Into This River I Drown - Page 171

Michael’s eyes turn wistful for a moment, and I wonder if there’s a story there. “It’s the way of things, Benji. But Calliel changed that. He broke away from the pattern, the design. He allowed it to become something more. So Father did what he always did. He tested him.”

“How?”

Michael’s eyes burn darkly. “He gave him a choice. Ei

ther save your father and allow the man named Griggs to die, or allow your father to die and Griggs to live.”

Of all the things he could have said, what he did say is what I expected the least. I grip the arms of the white chair as anger begins to well in my chest like a bloom of fire. I want to leap across at the angel and put my hands around his throat until he takes it back. I want to tear the White Room down until it’s nothing but rubble underneath my fingers. I want to find God and make sure he pays for everything he’s done.

But most of all, I want to find Cal and tell him to return to On High. I want to tell him to never come back, to forget he ever knew my name. And after that, I never want to see him again, and I will find someplace to float off into the darkness. It’s the only way to keep me from killing him myself.
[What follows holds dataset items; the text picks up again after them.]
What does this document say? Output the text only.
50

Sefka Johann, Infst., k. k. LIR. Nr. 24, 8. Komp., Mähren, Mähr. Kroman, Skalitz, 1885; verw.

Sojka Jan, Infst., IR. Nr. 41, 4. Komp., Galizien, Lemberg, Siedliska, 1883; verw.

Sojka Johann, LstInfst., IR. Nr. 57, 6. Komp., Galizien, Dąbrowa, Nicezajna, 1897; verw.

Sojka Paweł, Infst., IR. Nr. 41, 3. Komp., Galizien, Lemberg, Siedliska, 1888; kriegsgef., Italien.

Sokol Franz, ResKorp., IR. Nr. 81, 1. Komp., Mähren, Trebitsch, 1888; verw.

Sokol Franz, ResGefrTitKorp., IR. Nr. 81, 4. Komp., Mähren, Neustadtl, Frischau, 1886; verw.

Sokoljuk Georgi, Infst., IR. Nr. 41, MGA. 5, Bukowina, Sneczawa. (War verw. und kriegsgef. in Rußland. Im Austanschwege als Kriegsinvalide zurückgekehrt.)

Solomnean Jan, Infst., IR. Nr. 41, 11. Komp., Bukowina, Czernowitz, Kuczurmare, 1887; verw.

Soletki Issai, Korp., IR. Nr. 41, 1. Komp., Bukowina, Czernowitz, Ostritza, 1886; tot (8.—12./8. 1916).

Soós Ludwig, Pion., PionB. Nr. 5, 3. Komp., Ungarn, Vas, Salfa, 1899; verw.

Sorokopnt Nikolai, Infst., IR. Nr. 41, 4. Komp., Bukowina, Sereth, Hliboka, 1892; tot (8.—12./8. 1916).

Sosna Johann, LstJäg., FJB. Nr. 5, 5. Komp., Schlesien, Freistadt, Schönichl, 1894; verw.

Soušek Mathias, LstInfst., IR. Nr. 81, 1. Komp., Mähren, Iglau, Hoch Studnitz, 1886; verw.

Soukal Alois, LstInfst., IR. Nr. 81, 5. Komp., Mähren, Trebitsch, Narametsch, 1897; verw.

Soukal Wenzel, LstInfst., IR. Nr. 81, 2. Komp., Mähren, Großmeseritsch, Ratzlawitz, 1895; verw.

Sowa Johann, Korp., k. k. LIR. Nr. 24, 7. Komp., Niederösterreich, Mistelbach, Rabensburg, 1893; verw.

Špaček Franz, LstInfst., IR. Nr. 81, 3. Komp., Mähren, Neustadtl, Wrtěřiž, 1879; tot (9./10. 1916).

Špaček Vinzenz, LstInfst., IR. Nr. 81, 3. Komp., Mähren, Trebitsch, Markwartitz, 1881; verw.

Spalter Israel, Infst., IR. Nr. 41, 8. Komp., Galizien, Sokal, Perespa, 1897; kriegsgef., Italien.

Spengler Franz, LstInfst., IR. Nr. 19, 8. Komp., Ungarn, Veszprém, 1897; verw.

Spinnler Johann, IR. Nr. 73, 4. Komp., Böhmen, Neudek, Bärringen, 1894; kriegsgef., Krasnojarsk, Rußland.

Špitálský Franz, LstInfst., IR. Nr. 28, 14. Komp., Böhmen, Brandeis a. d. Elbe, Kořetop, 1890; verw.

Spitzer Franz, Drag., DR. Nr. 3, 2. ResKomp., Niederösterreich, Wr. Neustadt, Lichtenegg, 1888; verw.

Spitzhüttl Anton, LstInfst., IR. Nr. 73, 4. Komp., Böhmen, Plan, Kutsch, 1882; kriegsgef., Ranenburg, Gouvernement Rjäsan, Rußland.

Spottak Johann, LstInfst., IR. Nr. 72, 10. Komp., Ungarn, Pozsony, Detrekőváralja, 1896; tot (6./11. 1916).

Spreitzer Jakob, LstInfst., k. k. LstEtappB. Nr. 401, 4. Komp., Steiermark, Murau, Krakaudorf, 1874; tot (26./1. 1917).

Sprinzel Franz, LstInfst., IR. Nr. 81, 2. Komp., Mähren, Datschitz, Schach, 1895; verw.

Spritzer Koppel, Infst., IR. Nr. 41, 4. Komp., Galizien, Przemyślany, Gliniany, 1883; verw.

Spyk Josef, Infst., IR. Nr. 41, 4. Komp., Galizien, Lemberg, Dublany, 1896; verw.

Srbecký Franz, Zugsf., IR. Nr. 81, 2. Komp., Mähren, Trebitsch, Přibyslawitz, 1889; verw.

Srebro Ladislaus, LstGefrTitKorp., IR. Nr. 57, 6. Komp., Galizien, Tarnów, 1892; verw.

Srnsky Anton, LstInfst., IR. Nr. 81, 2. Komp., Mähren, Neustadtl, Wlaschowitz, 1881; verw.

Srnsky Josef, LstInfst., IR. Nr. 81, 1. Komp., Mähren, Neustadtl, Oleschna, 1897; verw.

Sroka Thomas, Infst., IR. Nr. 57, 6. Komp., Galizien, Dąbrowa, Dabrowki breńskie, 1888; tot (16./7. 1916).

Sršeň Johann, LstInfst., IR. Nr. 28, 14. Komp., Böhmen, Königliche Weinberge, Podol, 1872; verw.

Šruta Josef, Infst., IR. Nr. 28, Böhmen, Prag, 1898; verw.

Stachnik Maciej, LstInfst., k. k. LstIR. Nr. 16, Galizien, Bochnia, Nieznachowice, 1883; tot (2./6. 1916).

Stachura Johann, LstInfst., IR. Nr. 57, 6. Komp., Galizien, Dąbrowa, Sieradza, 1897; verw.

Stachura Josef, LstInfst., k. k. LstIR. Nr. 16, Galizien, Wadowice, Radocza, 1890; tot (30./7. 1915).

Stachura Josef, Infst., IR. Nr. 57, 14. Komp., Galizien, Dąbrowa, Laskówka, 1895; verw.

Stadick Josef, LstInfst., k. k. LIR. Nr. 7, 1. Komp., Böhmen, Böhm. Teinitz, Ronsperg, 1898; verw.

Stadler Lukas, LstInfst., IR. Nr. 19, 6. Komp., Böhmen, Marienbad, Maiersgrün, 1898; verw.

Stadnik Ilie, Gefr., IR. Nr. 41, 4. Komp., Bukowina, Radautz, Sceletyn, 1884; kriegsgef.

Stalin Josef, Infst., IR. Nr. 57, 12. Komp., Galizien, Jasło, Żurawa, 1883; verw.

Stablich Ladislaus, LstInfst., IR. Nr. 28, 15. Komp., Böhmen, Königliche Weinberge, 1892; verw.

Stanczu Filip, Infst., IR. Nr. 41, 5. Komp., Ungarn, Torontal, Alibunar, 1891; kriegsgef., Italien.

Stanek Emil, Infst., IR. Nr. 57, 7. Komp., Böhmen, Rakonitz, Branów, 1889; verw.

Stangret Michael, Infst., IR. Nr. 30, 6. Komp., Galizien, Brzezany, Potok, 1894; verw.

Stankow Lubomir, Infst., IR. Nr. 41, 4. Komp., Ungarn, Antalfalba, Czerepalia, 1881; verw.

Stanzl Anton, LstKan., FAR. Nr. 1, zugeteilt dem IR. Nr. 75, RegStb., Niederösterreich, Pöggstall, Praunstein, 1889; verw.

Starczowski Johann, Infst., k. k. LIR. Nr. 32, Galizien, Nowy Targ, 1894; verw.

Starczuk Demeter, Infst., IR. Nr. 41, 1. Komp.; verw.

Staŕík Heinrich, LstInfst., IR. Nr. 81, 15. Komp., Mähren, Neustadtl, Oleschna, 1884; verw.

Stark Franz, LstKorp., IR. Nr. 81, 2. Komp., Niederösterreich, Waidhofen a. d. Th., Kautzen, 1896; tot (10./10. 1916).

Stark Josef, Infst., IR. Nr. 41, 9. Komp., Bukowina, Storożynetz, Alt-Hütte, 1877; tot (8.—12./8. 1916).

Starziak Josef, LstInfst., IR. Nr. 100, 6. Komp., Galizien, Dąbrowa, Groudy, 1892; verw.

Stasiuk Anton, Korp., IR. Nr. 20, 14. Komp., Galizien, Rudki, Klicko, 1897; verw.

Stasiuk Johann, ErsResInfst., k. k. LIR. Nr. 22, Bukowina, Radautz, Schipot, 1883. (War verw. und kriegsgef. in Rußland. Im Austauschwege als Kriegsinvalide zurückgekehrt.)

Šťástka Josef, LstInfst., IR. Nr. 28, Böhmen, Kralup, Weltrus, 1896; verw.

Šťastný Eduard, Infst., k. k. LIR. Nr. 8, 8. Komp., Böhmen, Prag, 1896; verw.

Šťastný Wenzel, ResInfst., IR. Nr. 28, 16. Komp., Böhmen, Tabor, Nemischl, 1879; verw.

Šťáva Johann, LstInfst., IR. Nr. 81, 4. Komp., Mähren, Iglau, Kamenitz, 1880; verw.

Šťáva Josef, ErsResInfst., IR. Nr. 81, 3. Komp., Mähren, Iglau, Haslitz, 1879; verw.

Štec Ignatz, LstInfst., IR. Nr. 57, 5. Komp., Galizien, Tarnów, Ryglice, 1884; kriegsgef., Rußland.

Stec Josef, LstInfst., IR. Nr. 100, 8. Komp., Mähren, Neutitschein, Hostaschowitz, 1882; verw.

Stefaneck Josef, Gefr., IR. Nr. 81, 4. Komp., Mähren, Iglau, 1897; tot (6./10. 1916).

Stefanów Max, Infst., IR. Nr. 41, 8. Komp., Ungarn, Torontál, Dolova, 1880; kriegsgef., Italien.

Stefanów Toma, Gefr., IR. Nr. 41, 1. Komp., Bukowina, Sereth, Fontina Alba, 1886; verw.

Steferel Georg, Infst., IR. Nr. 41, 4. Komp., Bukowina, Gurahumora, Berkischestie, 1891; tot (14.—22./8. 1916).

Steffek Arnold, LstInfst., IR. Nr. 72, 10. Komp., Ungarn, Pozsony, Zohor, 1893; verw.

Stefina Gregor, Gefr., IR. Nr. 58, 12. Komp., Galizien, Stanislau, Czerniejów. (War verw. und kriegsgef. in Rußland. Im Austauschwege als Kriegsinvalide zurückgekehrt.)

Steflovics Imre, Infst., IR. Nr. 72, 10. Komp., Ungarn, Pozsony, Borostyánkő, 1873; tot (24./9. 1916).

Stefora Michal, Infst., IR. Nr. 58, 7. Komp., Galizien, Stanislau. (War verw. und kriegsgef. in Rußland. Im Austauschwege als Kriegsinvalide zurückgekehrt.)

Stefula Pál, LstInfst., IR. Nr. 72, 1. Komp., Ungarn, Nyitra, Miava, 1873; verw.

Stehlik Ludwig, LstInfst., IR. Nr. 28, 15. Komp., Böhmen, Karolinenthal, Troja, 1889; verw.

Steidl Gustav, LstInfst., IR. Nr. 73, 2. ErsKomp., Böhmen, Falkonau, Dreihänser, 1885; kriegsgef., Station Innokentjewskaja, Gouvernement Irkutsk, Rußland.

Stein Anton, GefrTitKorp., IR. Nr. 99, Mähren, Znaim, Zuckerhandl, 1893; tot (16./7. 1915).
The White Room begins to shake a little, the walls and floor vibrating. I think I hear whispers all around me, but I can’t tell above the blood roaring in my ears. Michael doesn’t move, his eyes still on me, waiting.

“Why?” I manage to say.

“Because that is how my Father works. The tests aren’t ever something simple, with a choice to be made that won’t matter in the long run. What would be the point of such a thing?”

“This is my life!” I snarl at him. “This isn’t some fucking game!”

Michael’s not intimidated in the slightest at my fury. That sad smile makes an appearance again, as if he’s trying to show he understands what I’m saying. But he can’t. He can never know. He follows his Father blindly while the rest of us struggle to make sense of even the simplest of things. It’s faith, Cal/Big Eddie/Abe whisper. It’s faith pure and simple. Sometimes, oh sometimes, you’re not meant to understand.

“It’s not a game,” Michael agrees. “And maybe I was a little harsh when I said it as such when we first met. I did not know then what I know now.”

“What happened?”

Michael hesitates.

“Tell me!”

“Father revealed the whole of the design to Calliel,” he says. “The outcomes of his decisions, however far down the line they could go. He gave Calliel the choice of who to save on that day.”

“Why didn’t he save my father?” I croak out. “Why did he choose to save Griggs?”

“Sacrifice, Benji. It all comes back to sacrifice. Choices are never meant to be black and white. By saving your father, he would ensure he would have lived a long and healthy life, that he would have been by your side for decades to come until one day, at the age of ninety-eight, he would have died peacefully in his sleep, surrounded by you, your partner, your children and grandchildren. He would have been so loved by the family you would have had.”

“And by saving Griggs?”

“By saving Griggs, he potentially ensured the survival of humanity.”

“What?”

Michael looks down at his hands. “Should the business of the Elementals on the other plane of existence resolve in the way we hope and all the worlds be saved, there will come a time, a hundred years from now, when there will be the possibility that a man will rise in the East on this plane with the intent to destroy all he sees. His fate will be decided by a simple action by George Griggs. Two years after your father died, Griggs helped save a young woman involved in a car accident. Because of him, she lived and will go on to give birth to a daughter. That daughter will grow up and give birth to a son. That son will save another woman from a fire, who in turn will live and give birth to twins. And so on and so forth, down the line, until the necessary opposition will rise against the man in the East, and humanity will have a fighting chance.

“My father revealed more of the design to Calliel than he ever had to anyone before. Calliel was left with a choice of whether to ensure your happiness or to make sure the world has a chance at survival should this dark man rise, long after you’ve already gone.”

“He punished him,” I say bitterly. “What you’re trying to say is that he punished him for loving me.”

“Sacrifice, Benji. It all comes down to sacrifice. And while the decision was difficult on Calliel, he made the only one he could, the only one an angel in his position could.”

“And it had nothing to do with jealousy?” I snap at him. “Cal saw my future if my father had lived. You said I had my own family with me when my father died. Cal was obviously not in it. You don’t think that influenced his decision at all?”

Michael looks at me sharply. “Does anything you know about Calliel suggest pettiness?” he asks, his voice hard. “I know you’re angry, and I know it hurts, but think carefully before you speak, child. You’re not a stupid boy, so don’t act like one.”

Ashamed, I look away. He’s right. Of course he’s right. Calliel doesn’t have a selfish bone in his body. But even though it’s not fair to him, I still can’t find a way to soothe the anger burning through my veins. He could have saved my father. Cal could have saved Big Eddie and I would have had him for a lifetime.

“Why did he fall, then?” I ask.

“Because of your grief, Benji. Calliel was finding it harder and harder to live with the consequences of his decision. He broke protocol by making a promise to your father, one that was not his to make.”